As shipping processes improve around the world and the instant communication of the internet, a free range globalization strategy makes sense for a growing number of businesses. The ability to freely find outsourcing opportunities that can provide goods or perform tasks at lower costs can immediately improve a company’s bottom line. As Eastern Europe and India continue to grow economically, these opportunities are only going to keep increasing. Is this something your business should be considering? Here are the pros and cons of a free range globalization strategy.
Here are the Pros of a Free Range Globalization Strategy
1. It provides an opportunity to tap into a needed skill set that may not be available.
The ability to freely roam around the globe to pick up needed talent can help a business fill employment gaps with expertise instead of “warm bodies.” Certain areas of the world have skills or resources that may be needed, but not available locally. By implementing this strategy, it becomes easier to access those needs to stay competitive.
2. It forces a brand to adopt an efficient supply chain.
Free range globalization requires a supply chain that can involve a number of entities from all over the globe. In order for goods or services to be provided to each market as needed, an efficient supply chain is necessary to keep costs at an appropriate price point. This effort also helps suppliers and distributors maintain competitive pricing because of competition for the privilege of being in the supply chain.
3. Manufacturing costs will generally go down.
Some free range globalization strategies run counter to the lower cost benefits, but most brands will still look to reduce labor costs. Certain areas of the world are able to provide viable wages at a lower labor cost, allowing for cheaper goods to be produced for the rest of the world to consume. This provides economic benefits on each end of the supply chain.
4. It naturally limits the competition.
When a business is able to operate under this strategy, then it has more freedom of movement to counter the value propositions that are offered by the competition. A brand can become flexible and adaptive, solving the problems of local populations before the competition ever recognizes that there is the potential for profit. More size and movement means there may be niche competitors here and there, but nothing that is direct or dangerous.
Here Are the Cons of a Free Range Globalization Strategy
1. Communication efforts are not always efficient.
There are two components of this strategy which must be immediately addressed: language and time. When there is a severe difference in time zones, it becomes difficult for an organization to communicate with itself from throughout the world. If local resources are tapped, then there may be language barriers in place as well. If these issues are not addressed in some way, this strategy will fail.
2. There will always be financial and political risks.
Companies that incorporate a free range globalization strategy must budget for financial risks that each market may have. There may also be political risks that can interrupt the free cash flow that the organization may need. Different governments have different expectations of what “contribution” means, so a brand used to a government based on capitalism may struggle to adapt to a socialistic political atmosphere.
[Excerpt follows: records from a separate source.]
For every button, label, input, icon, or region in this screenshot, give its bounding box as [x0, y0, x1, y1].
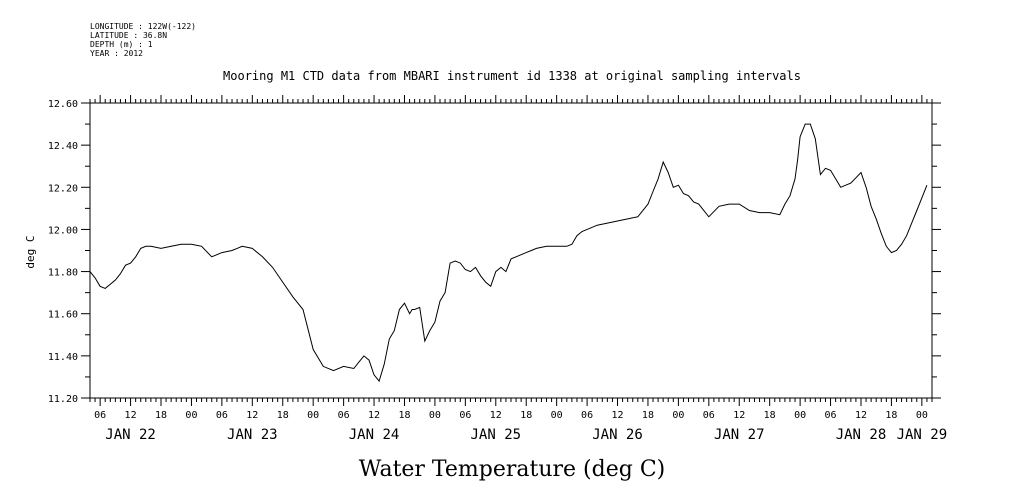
x-hour-label: 18	[520, 410, 532, 421]
x-hour-label: 00	[307, 410, 319, 421]
plot-frame	[89, 102, 933, 399]
x-hour-label: 12	[368, 410, 380, 421]
y-tick-label: 12.20	[48, 183, 78, 194]
x-hour-label: 18	[764, 410, 776, 421]
depth-label: DEPTH (m) : 1	[90, 40, 153, 49]
x-hour-label: 12	[490, 410, 502, 421]
x-day-label: JAN 27	[714, 427, 765, 443]
x-day-label: JAN 25	[470, 427, 521, 443]
x-hour-label: 06	[581, 410, 593, 421]
metadata-block: LONGITUDE : 122W(-122) LATITUDE : 36.8N …	[90, 22, 196, 58]
x-hour-label: 12	[125, 410, 137, 421]
plot-border	[89, 102, 933, 399]
series-layer	[89, 123, 928, 383]
x-hour-label: 00	[916, 410, 928, 421]
chart-title: Mooring M1 CTD data from MBARI instrumen…	[223, 69, 801, 83]
x-hour-label: 00	[672, 410, 684, 421]
x-hour-label: 06	[459, 410, 471, 421]
x-hour-label: 12	[733, 410, 745, 421]
x-day-label: JAN 22	[105, 427, 156, 443]
x-day-label: JAN 24	[349, 427, 400, 443]
x-hour-label: 12	[246, 410, 258, 421]
x-hour-label: 06	[703, 410, 715, 421]
x-hour-label: 12	[611, 410, 623, 421]
y-tick-label: 12.60	[48, 99, 78, 110]
y-tick-label: 11.60	[48, 310, 78, 321]
axis-ticks: 11.20 11.40 11.60 11.80 12.00 12.20 12.40 12.60…	[48, 95, 947, 443]
year-label: YEAR : 2012	[90, 49, 143, 58]
x-day-label: JAN 26	[592, 427, 643, 443]
x-hour-label: 06	[216, 410, 228, 421]
x-hour-label: 00	[551, 410, 563, 421]
x-hour-label: 18	[885, 410, 897, 421]
x-hour-label: 06	[825, 410, 837, 421]
x-hour-label: 18	[155, 410, 167, 421]
x-day-label: JAN 23	[227, 427, 278, 443]
x-hour-label: 00	[794, 410, 806, 421]
temperature-series-line	[89, 123, 928, 383]
x-hour-label: 18	[398, 410, 410, 421]
x-hour-label: 00	[185, 410, 197, 421]
x-hour-label: 12	[855, 410, 867, 421]
x-hour-label: 06	[338, 410, 350, 421]
latitude-label: LATITUDE : 36.8N	[90, 31, 168, 40]
x-axis-title: Water Temperature (deg C)	[359, 457, 666, 482]
x-day-label: JAN 29	[897, 427, 948, 443]
x-hour-label: 06	[94, 410, 106, 421]
y-axis-label: deg C	[24, 235, 37, 268]
longitude-label: LONGITUDE : 122W(-122)	[90, 22, 196, 31]
y-tick-label: 11.80	[48, 268, 78, 279]
x-hour-label: 18	[642, 410, 654, 421]
y-tick-label: 12.40	[48, 141, 78, 152]
y-tick-label: 11.20	[48, 394, 78, 405]
y-tick-label: 11.40	[48, 352, 78, 363]
x-hour-label: 18	[277, 410, 289, 421]
y-tick-label: 12.00	[48, 225, 78, 236]
x-hour-label: 00	[429, 410, 441, 421]
x-day-label: JAN 28	[836, 427, 887, 443]
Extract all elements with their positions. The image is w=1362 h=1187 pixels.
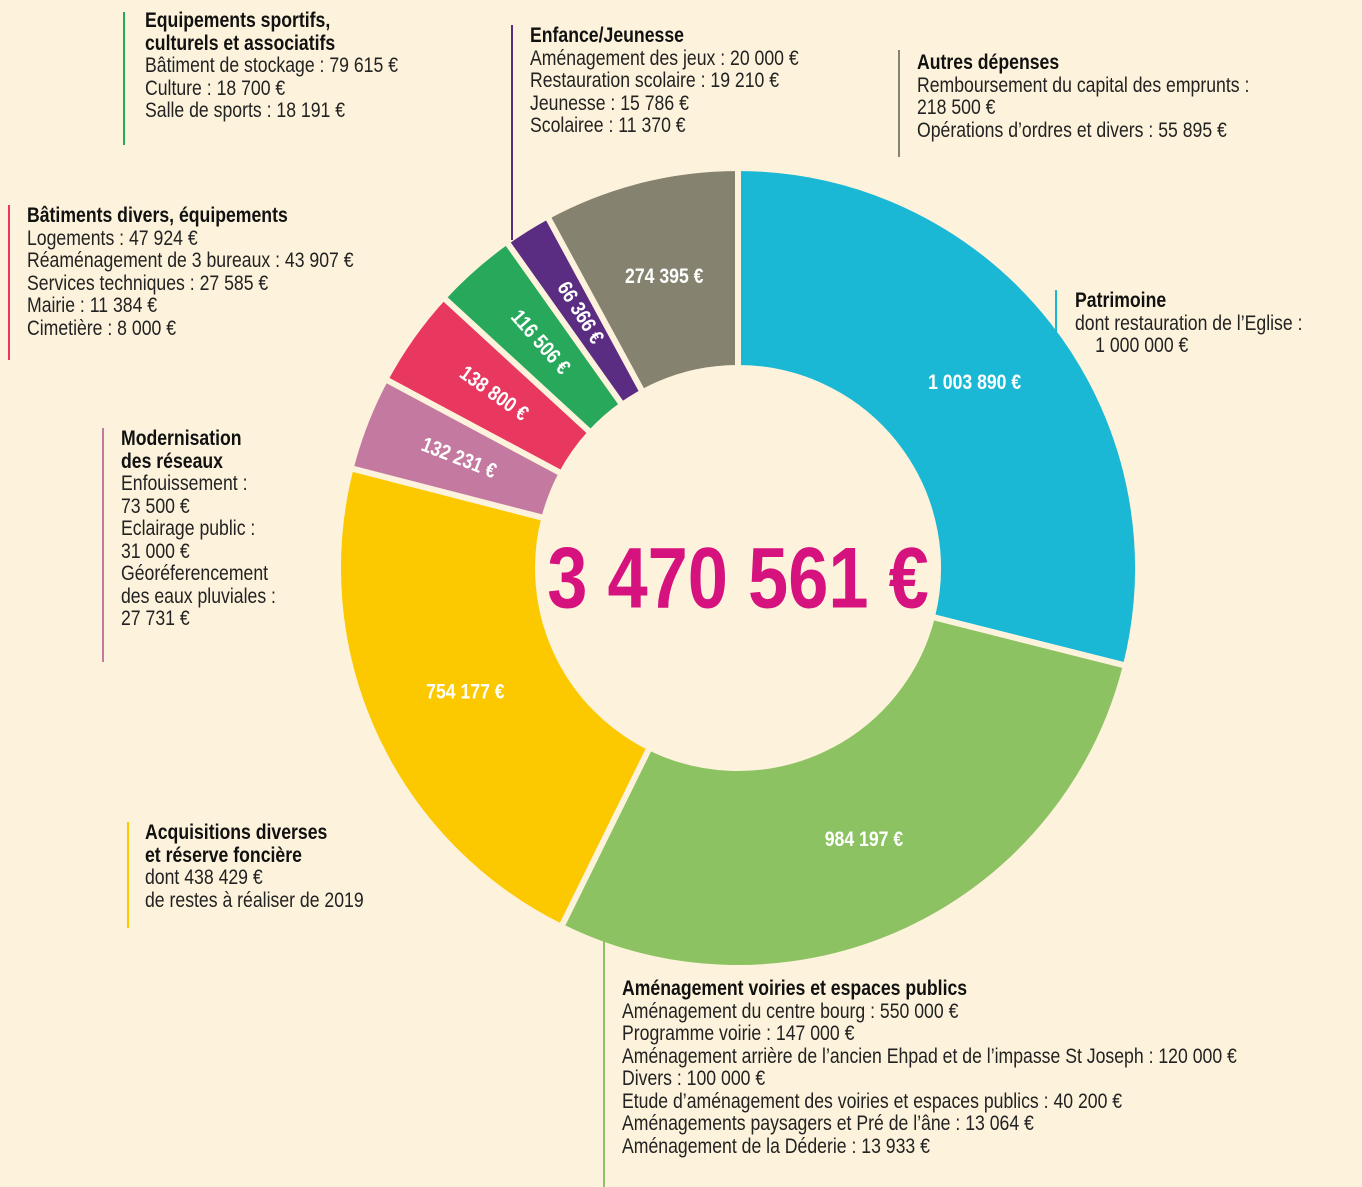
annotation-line: dont 438 429 € (145, 866, 263, 889)
annotation-bar (898, 50, 900, 157)
value-label: 754 177 € (426, 680, 505, 704)
annotation-line: Mairie : 11 384 € (27, 294, 158, 317)
annotation-line: 31 000 € (121, 539, 190, 563)
annotation-bar (1055, 290, 1057, 348)
annotation-title: et réserve foncière (145, 843, 302, 867)
annotation-bar (127, 822, 129, 928)
annotation-line: Scolairee : 11 370 € (530, 114, 686, 137)
annotation-line: Aménagements paysagers et Pré de l’âne :… (622, 1112, 1034, 1135)
annotation-title: Equipements sportifs, (145, 9, 331, 32)
annotation-line: Cimetière : 8 000 € (27, 316, 177, 340)
annotation-bar (511, 25, 513, 240)
annotation-bar (603, 922, 605, 1187)
annotation-line: Bâtiment de stockage : 79 615 € (145, 54, 399, 77)
annotation-line: Divers : 100 000 € (622, 1067, 766, 1090)
annotation-line: Salle de sports : 18 191 € (145, 99, 346, 122)
annotation-bar (8, 205, 10, 360)
annotation-line: Etude d’aménagement des voiries et espac… (622, 1089, 1123, 1113)
annotation-title: Enfance/Jeunesse (530, 24, 684, 47)
annotation-title: Autres dépenses (917, 51, 1060, 74)
annotation-line: Aménagement des jeux : 20 000 € (530, 46, 799, 70)
annotation-title: Aménagement voiries et espaces publics (622, 977, 968, 1000)
annotation: Autres dépenses Remboursement du capital … (917, 51, 1250, 142)
annotation-bar (123, 12, 125, 145)
annotation-line: Remboursement du capital des emprunts : (917, 73, 1250, 97)
donut-segment (557, 613, 1130, 971)
value-label: 984 197 € (825, 827, 904, 851)
value-label: 274 395 € (625, 264, 704, 288)
annotation-line: Géoréferencement (121, 562, 269, 585)
donut-segment (543, 164, 741, 397)
annotation-line: 27 731 € (121, 607, 190, 630)
annotation-line: Aménagement de la Déderie : 13 933 € (622, 1134, 930, 1158)
annotation-line: des eaux pluviales : (121, 584, 276, 608)
annotation-line: 1 000 000 € (1095, 334, 1189, 357)
annotation-line: dont restauration de l’Eglise : (1075, 311, 1303, 335)
annotation: Enfance/Jeunesse Aménagement des jeux : 2… (530, 24, 799, 138)
annotation-line: Aménagement arrière de l’ancien Ehpad et… (622, 1044, 1237, 1068)
annotation-line: Enfouissement : (121, 472, 248, 495)
annotation-line: Jeunesse : 15 786 € (530, 91, 689, 115)
annotation-line: Culture : 18 700 € (145, 76, 286, 100)
annotation-line: Programme voirie : 147 000 € (622, 1022, 855, 1045)
donut-segment (335, 464, 654, 931)
annotation-line: Réaménagement de 3 bureaux : 43 907 € (27, 249, 354, 272)
annotation: Patrimoine dont restauration de l’Eglise … (1075, 289, 1303, 358)
annotation-bar (102, 428, 104, 662)
annotation: Aménagement voiries et espaces publics Am… (622, 977, 1237, 1158)
annotation-line: Eclairage public : (121, 517, 256, 540)
annotation-title: Patrimoine (1075, 289, 1167, 312)
annotation-line: Opérations d’ordres et divers : 55 895 € (917, 118, 1227, 142)
value-label: 1 003 890 € (928, 371, 1021, 395)
annotation-title: Bâtiments divers, équipements (27, 204, 288, 227)
annotation-line: Restauration scolaire : 19 210 € (530, 69, 780, 92)
annotation-line: de restes à réaliser de 2019 (145, 888, 364, 912)
donut-segment (735, 164, 1141, 670)
annotation: Acquisitions diverses et réserve foncière… (145, 821, 364, 912)
annotation-title: Acquisitions diverses (145, 821, 328, 844)
annotation: Bâtiments divers, équipements Logements :… (27, 204, 354, 340)
annotation: Modernisation des réseaux Enfouissement :7… (121, 427, 276, 631)
annotation: Equipements sportifs, culturels et associ… (145, 9, 399, 123)
annotation-line: 73 500 € (121, 494, 190, 518)
annotation-line: Services techniques : 27 585 € (27, 271, 269, 295)
annotation-title: culturels et associatifs (145, 31, 336, 55)
annotation-line: Aménagement du centre bourg : 550 000 € (622, 999, 959, 1023)
annotation-line: 218 500 € (917, 96, 996, 119)
total-label: 3 470 561 € (547, 530, 929, 626)
annotation-title: Modernisation (121, 427, 242, 450)
annotation-title: des réseaux (121, 449, 223, 473)
annotation-line: Logements : 47 924 € (27, 226, 198, 250)
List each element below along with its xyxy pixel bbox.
3. Supervision can sometimes be difficult.
Free range globalization requires a certain level of independence and confidence in each location’s administration for it to be successful. This is because direct supervision can be virtually impossible to accomplish, especially with a central structure. If the wrong people are in place, they can cause a lot of hidden financial damage to an organization before it is ever discovered.
4. Quality control is also difficult to achieve.
With multiple suppliers coming from every curve of the globe, quality control often involves remote supervision and inspection at best. Not every supplier may be willing to provide a business opportunity either because of the free range philosophy of always looking for a better deal. Suppliers and distributors also need to make money, so they may cut corners if they can get away with it and catching this can be difficult with this strategy.
The pros and cons of a free range globalization strategy show that is can be a beneficial process to adopt if the risks are carefully balanced. Going global is easier than ever before. With the right strategy in place, a business of any size has the opportunity to find the success that they envision.